Here I am again, saddling up to the blog post. Today my belly is extra happy because I finally found some walnuts to put in my oatmeal. I've been searching every store with no luck, and at long last, yesterday I found some a the megamart shopping gargantuan complex (not actual name). The only problem was they were still in their shells, and the house has no nut cracker. No worries, I just took them home and spent about a hour happily SMASHing them with a meat mallet and picking out the good bits. Brown sugar is another foodstuff item they don't have easily accessible here either. I set about to make chocolate chip cookies, but hit a snag with the brown sugar. That was easily fixed with a good hit of molasses. The other problem with the cookies though came about through purely human error. I neglected to have Dave pick up baking soda at the store. Without the baking soda the cookies would have just smooshed out all flat. So the solution to that? I threw in some instant oatmeal and put the whole concoction into a cake pan so as to contain the batter. Honestly, I was not expecting it all to work, but huzzah! It actually worked out quite deliciously. I suppose the only other difficultly I have with the food here is that I live in Seattle, which is the Kingdom of Wholegrain, and I've definitely fallen off the wagon of my healthy eating lifestyle. Before coming here I don't think I'd had a single sugary soda for upwards of about a year. Then Dave handed me a rum and coke, and hot damn it was tasty! The coke down here is made with cane sugar rather than high fructose corn syrup, and the difference is phenomenal. And when mixed with rum, Shoot that's mighty fine. Then there's the corn chips and the butter and cookies and Dave's cooking, which can only be labeled as a Decadent Meatstravaganza. Damn you saturated fats and cheap carbohydrates! Why are you so good!

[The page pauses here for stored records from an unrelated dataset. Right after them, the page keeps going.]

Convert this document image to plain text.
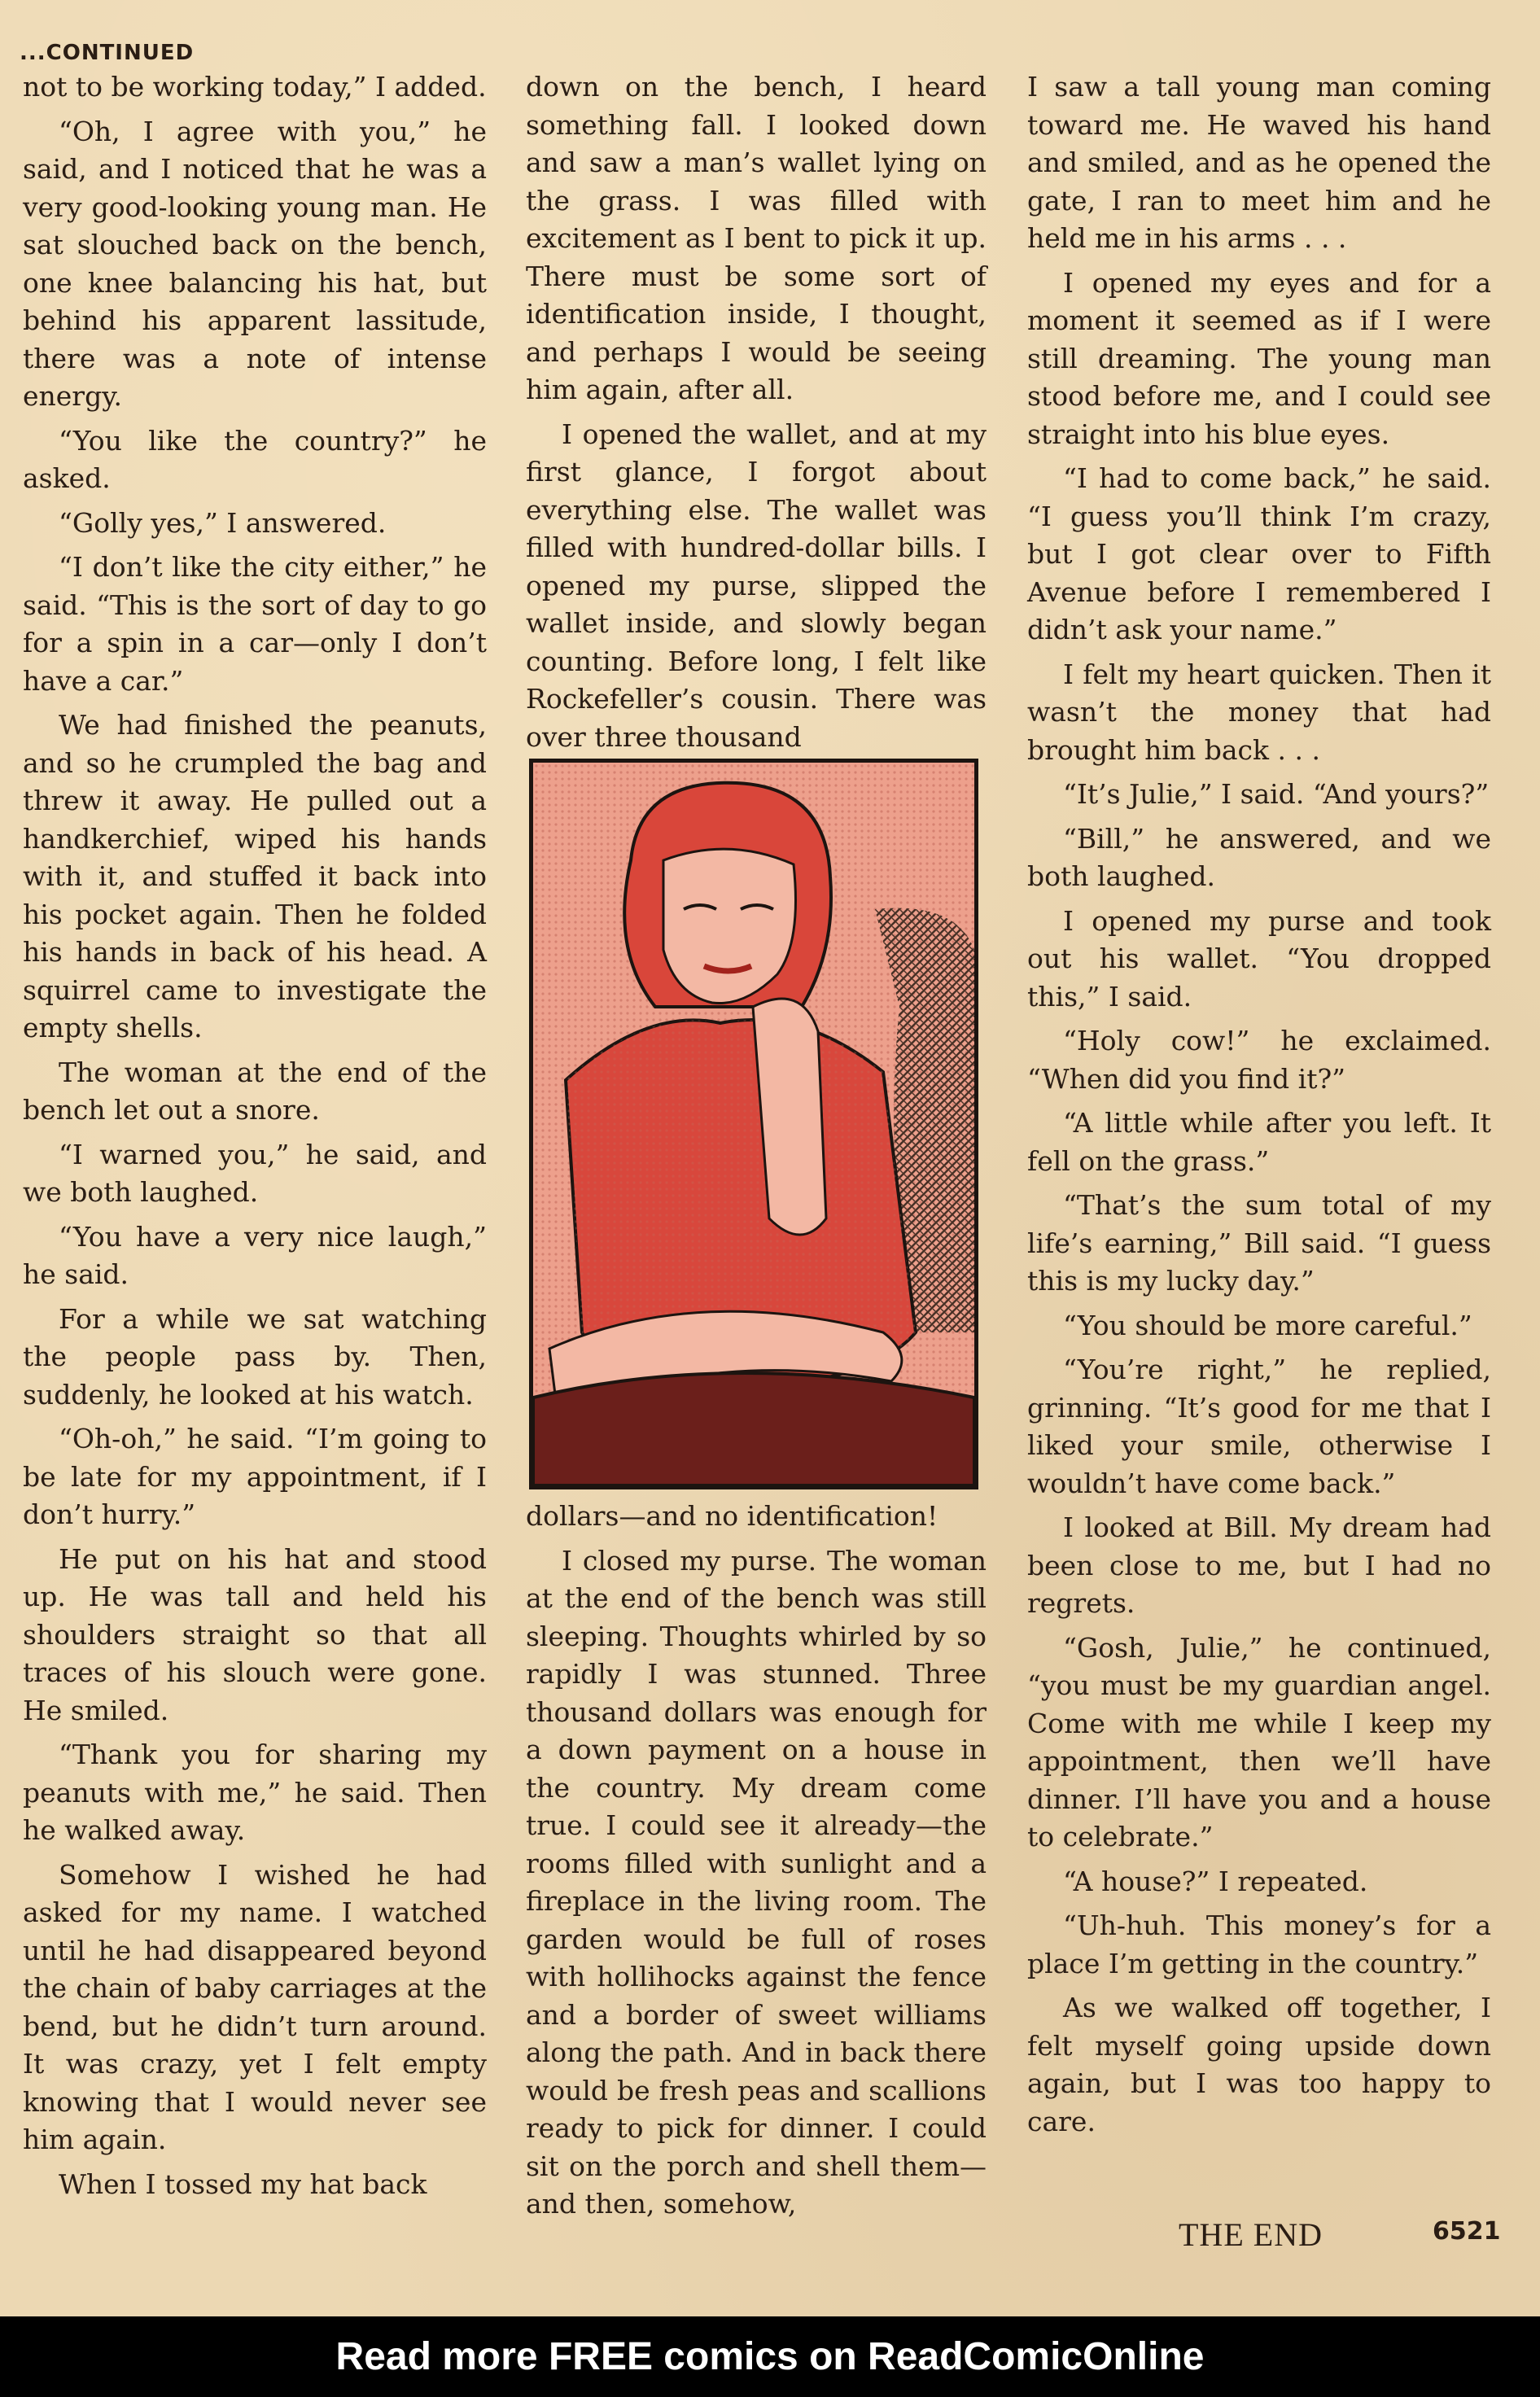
...CONTINUED

not to be working today,” I added.

“Oh, I agree with you,” he said, and I noticed that he was a very good-looking young man. He sat slouched back on the bench, one knee balancing his hat, but behind his apparent lassitude, there was a note of intense energy.

“You like the country?” he asked.

“Golly yes,” I answered.

“I don’t like the city either,” he said. “This is the sort of day to go for a spin in a car—only I don’t have a car.”

We had finished the peanuts, and so he crumpled the bag and threw it away. He pulled out a handkerchief, wiped his hands with it, and stuffed it back into his pocket again. Then he folded his hands in back of his head. A squirrel came to investigate the empty shells.

The woman at the end of the bench let out a snore.

“I warned you,” he said, and we both laughed.

“You have a very nice laugh,” he said.

For a while we sat watching the people pass by. Then, suddenly, he looked at his watch.

“Oh-oh,” he said. “I’m going to be late for my appointment, if I don’t hurry.”

He put on his hat and stood up. He was tall and held his shoulders straight so that all traces of his slouch were gone. He smiled.

“Thank you for sharing my peanuts with me,” he said. Then he walked away.

Somehow I wished he had asked for my name. I watched until he had disappeared beyond the chain of baby carriages at the bend, but he didn’t turn around. It was crazy, yet I felt empty knowing that I would never see him again.

When I tossed my hat back

down on the bench, I heard something fall. I looked down and saw a man’s wallet lying on the grass. I was filled with excitement as I bent to pick it up. There must be some sort of identification inside, I thought, and perhaps I would be seeing him again, after all.

I opened the wallet, and at my first glance, I forgot about everything else. The wallet was filled with hundred-dollar bills. I opened my purse, slipped the wallet inside, and slowly began counting. Before long, I felt like Rockefeller’s cousin. There was over three thousand

dollars—and no identification!

I closed my purse. The woman at the end of the bench was still sleeping. Thoughts whirled by so rapidly I was stunned. Three thousand dollars was enough for a down payment on a house in the country. My dream come true. I could see it already—the rooms filled with sunlight and a fireplace in the living room. The garden would be full of roses with hollihocks against the fence and a border of sweet williams along the path. And in back there would be fresh peas and scallions ready to pick for dinner. I could sit on the porch and shell them—and then, somehow,

I saw a tall young man coming toward me. He waved his hand and smiled, and as he opened the gate, I ran to meet him and he held me in his arms . . .

I opened my eyes and for a moment it seemed as if I were still dreaming. The young man stood before me, and I could see straight into his blue eyes.

“I had to come back,” he said. “I guess you’ll think I’m crazy, but I got clear over to Fifth Avenue before I remembered I didn’t ask your name.”

I felt my heart quicken. Then it wasn’t the money that had brought him back . . .

“It’s Julie,” I said. “And yours?”

“Bill,” he answered, and we both laughed.

I opened my purse and took out his wallet. “You dropped this,” I said.

“Holy cow!” he exclaimed. “When did you find it?”

“A little while after you left. It fell on the grass.”

“That’s the sum total of my life’s earning,” Bill said. “I guess this is my lucky day.”

“You should be more careful.”

“You’re right,” he replied, grinning. “It’s good for me that I liked your smile, otherwise I wouldn’t have come back.”

I looked at Bill. My dream had been close to me, but I had no regrets.

“Gosh, Julie,” he continued, “you must be my guardian angel. Come with me while I keep my appointment, then we’ll have dinner. I’ll have you and a house to celebrate.”

“A house?” I repeated.

“Uh-huh. This money’s for a place I’m getting in the country.”

As we walked off together, I felt myself going upside down again, but I was too happy to care.

THE END	6521
Read more FREE comics on ReadComicOnline
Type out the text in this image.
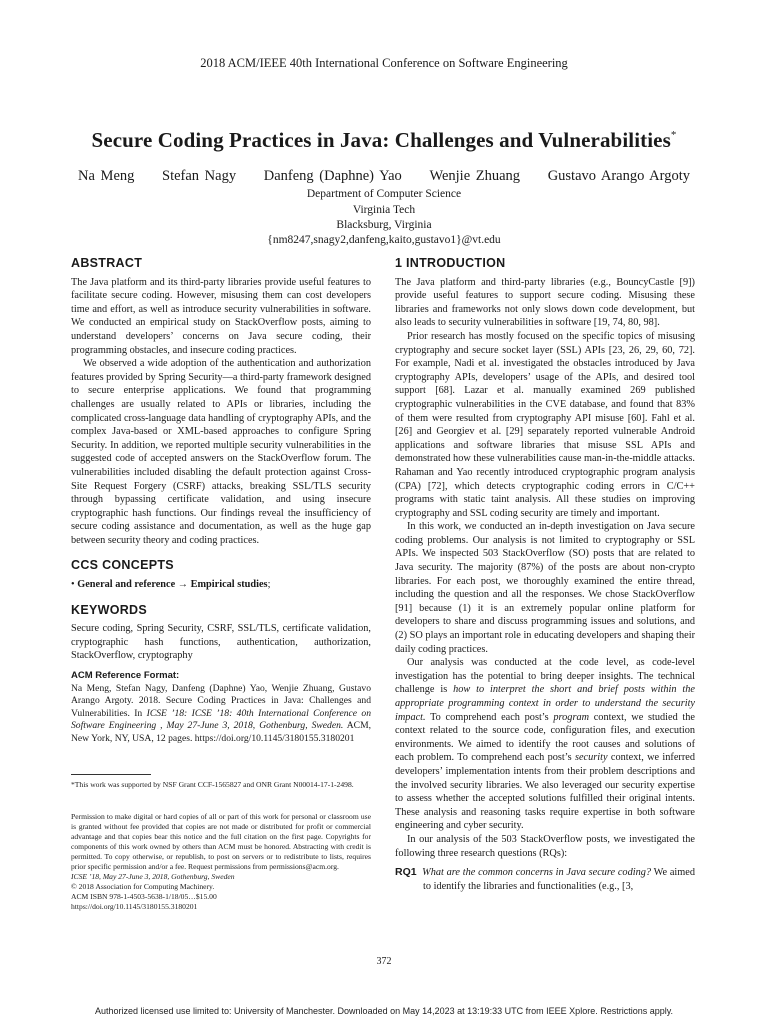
2018 ACM/IEEE 40th International Conference on Software Engineering
Secure Coding Practices in Java: Challenges and Vulnerabilities*
Na Meng Stefan Nagy Danfeng (Daphne) Yao Wenjie Zhuang Gustavo Arango Argoty
Department of Computer Science
Virginia Tech
Blacksburg, Virginia
{nm8247,snagy2,danfeng,kaito,gustavo1}@vt.edu
ABSTRACT

The Java platform and its third-party libraries provide useful features to facilitate secure coding. However, misusing them can cost developers time and effort, as well as introduce security vulnerabilities in software. We conducted an empirical study on StackOverflow posts, aiming to understand developers’ concerns on Java secure coding, their programming obstacles, and insecure coding practices.

We observed a wide adoption of the authentication and authorization features provided by Spring Security—a third-party framework designed to secure enterprise applications. We found that programming challenges are usually related to APIs or libraries, including the complicated cross-language data handling of cryptography APIs, and the complex Java-based or XML-based approaches to configure Spring Security. In addition, we reported multiple security vulnerabilities in the suggested code of accepted answers on the StackOverflow forum. The vulnerabilities included disabling the default protection against Cross-Site Request Forgery (CSRF) attacks, breaking SSL/TLS security through bypassing certificate validation, and using insecure cryptographic hash functions. Our findings reveal the insufficiency of secure coding assistance and documentation, as well as the huge gap between security theory and coding practices.

CCS CONCEPTS
• General and reference → Empirical studies;
KEYWORDS

Secure coding, Spring Security, CSRF, SSL/TLS, certificate validation, cryptographic hash functions, authentication, authorization, StackOverflow, cryptography

ACM Reference Format:
Na Meng, Stefan Nagy, Danfeng (Daphne) Yao, Wenjie Zhuang, Gustavo Arango Argoty. 2018. Secure Coding Practices in Java: Challenges and Vulnerabilities. In ICSE ’18: ICSE ’18: 40th International Conference on Software Engineering , May 27-June 3, 2018, Gothenburg, Sweden. ACM, New York, NY, USA, 12 pages. https://doi.org/10.1145/3180155.3180201
*This work was supported by NSF Grant CCF-1565827 and ONR Grant N00014-17-1-2498.
Permission to make digital or hard copies of all or part of this work for personal or classroom use is granted without fee provided that copies are not made or distributed for profit or commercial advantage and that copies bear this notice and the full citation on the first page. Copyrights for components of this work owned by others than ACM must be honored. Abstracting with credit is permitted. To copy otherwise, or republish, to post on servers or to redistribute to lists, requires prior specific permission and/or a fee. Request permissions from permissions@acm.org.
ICSE ’18, May 27-June 3, 2018, Gothenburg, Sweden
© 2018 Association for Computing Machinery.
ACM ISBN 978-1-4503-5638-1/18/05…$15.00
https://doi.org/10.1145/3180155.3180201
1 INTRODUCTION

The Java platform and third-party libraries (e.g., BouncyCastle [9]) provide useful features to support secure coding. Misusing these libraries and frameworks not only slows down code development, but also leads to security vulnerabilities in software [19, 74, 80, 98].

Prior research has mostly focused on the specific topics of misusing cryptography and secure socket layer (SSL) APIs [23, 26, 29, 60, 72]. For example, Nadi et al. investigated the obstacles introduced by Java cryptography APIs, developers’ usage of the APIs, and desired tool support [68]. Lazar et al. manually examined 269 published cryptographic vulnerabilities in the CVE database, and found that 83% of them were resulted from cryptography API misuse [60]. Fahl et al. [26] and Georgiev et al. [29] separately reported vulnerable Android applications and software libraries that misuse SSL APIs and demonstrated how these vulnerabilities cause man-in-the-middle attacks. Rahaman and Yao recently introduced cryptographic program analysis (CPA) [72], which detects cryptographic coding errors in C/C++ programs with static taint analysis. All these studies on improving cryptography and SSL coding security are timely and important.

In this work, we conducted an in-depth investigation on Java secure coding problems. Our analysis is not limited to cryptography or SSL APIs. We inspected 503 StackOverflow (SO) posts that are related to Java security. The majority (87%) of the posts are about non-crypto libraries. For each post, we thoroughly examined the entire thread, including the question and all the responses. We chose StackOverflow [91] because (1) it is an extremely popular online platform for developers to share and discuss programming issues and solutions, and (2) SO plays an important role in educating developers and shaping their daily coding practices.

Our analysis was conducted at the code level, as code-level investigation has the potential to bring deeper insights. The technical challenge is how to interpret the short and brief posts within the appropriate programming context in order to understand the security impact. To comprehend each post’s program context, we studied the context related to the source code, configuration files, and execution environments. We aimed to identify the root causes and solutions of each problem. To comprehend each post’s security context, we inferred developers’ implementation intents from their problem descriptions and the involved security libraries. We also leveraged our security expertise to assess whether the accepted solutions fulfilled their original intents. These analysis and reasoning tasks require expertise in both software engineering and cyber security.

In our analysis of the 503 StackOverflow posts, we investigated the following three research questions (RQs):

RQ1 What are the common concerns in Java secure coding? We aimed to identify the libraries and functionalities (e.g., [3,
372
Authorized licensed use limited to: University of Manchester. Downloaded on May 14,2023 at 13:19:33 UTC from IEEE Xplore. Restrictions apply.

Let's see, what can I write about that doesn't revolve around food? Um, well there's power outages all the time. Seriously, like usually at least once a day, sometimes as many as 5 or 6. Luckily my sister is an important gringa and the government provides the house with a back up generator. So the power goes off, but then 5 seconds later the generator jumps to life and helps keep the party going.
The traffic here is insane. And having been in traffic all around the world I can tell you that Asia has crazy drivers, but the traffic itself more or less flows. Here, it's every man for himself. The most dominant car wins. Never in my life have I seen such a stunning example of the term cluster fuck. And it doesn't help that every time it rains many of the traffic lights short out. Plus, most people don't seem to bother with their turn signals, they just gesture out of the car window to indicate where they want to go. It's something to behold. I have been thus far, and so shall I ever be, a mere passenger in this monstrous spectacle. I strap myself securely into my seat, put my life in Dave's capable hands, and try to enjoy the ride.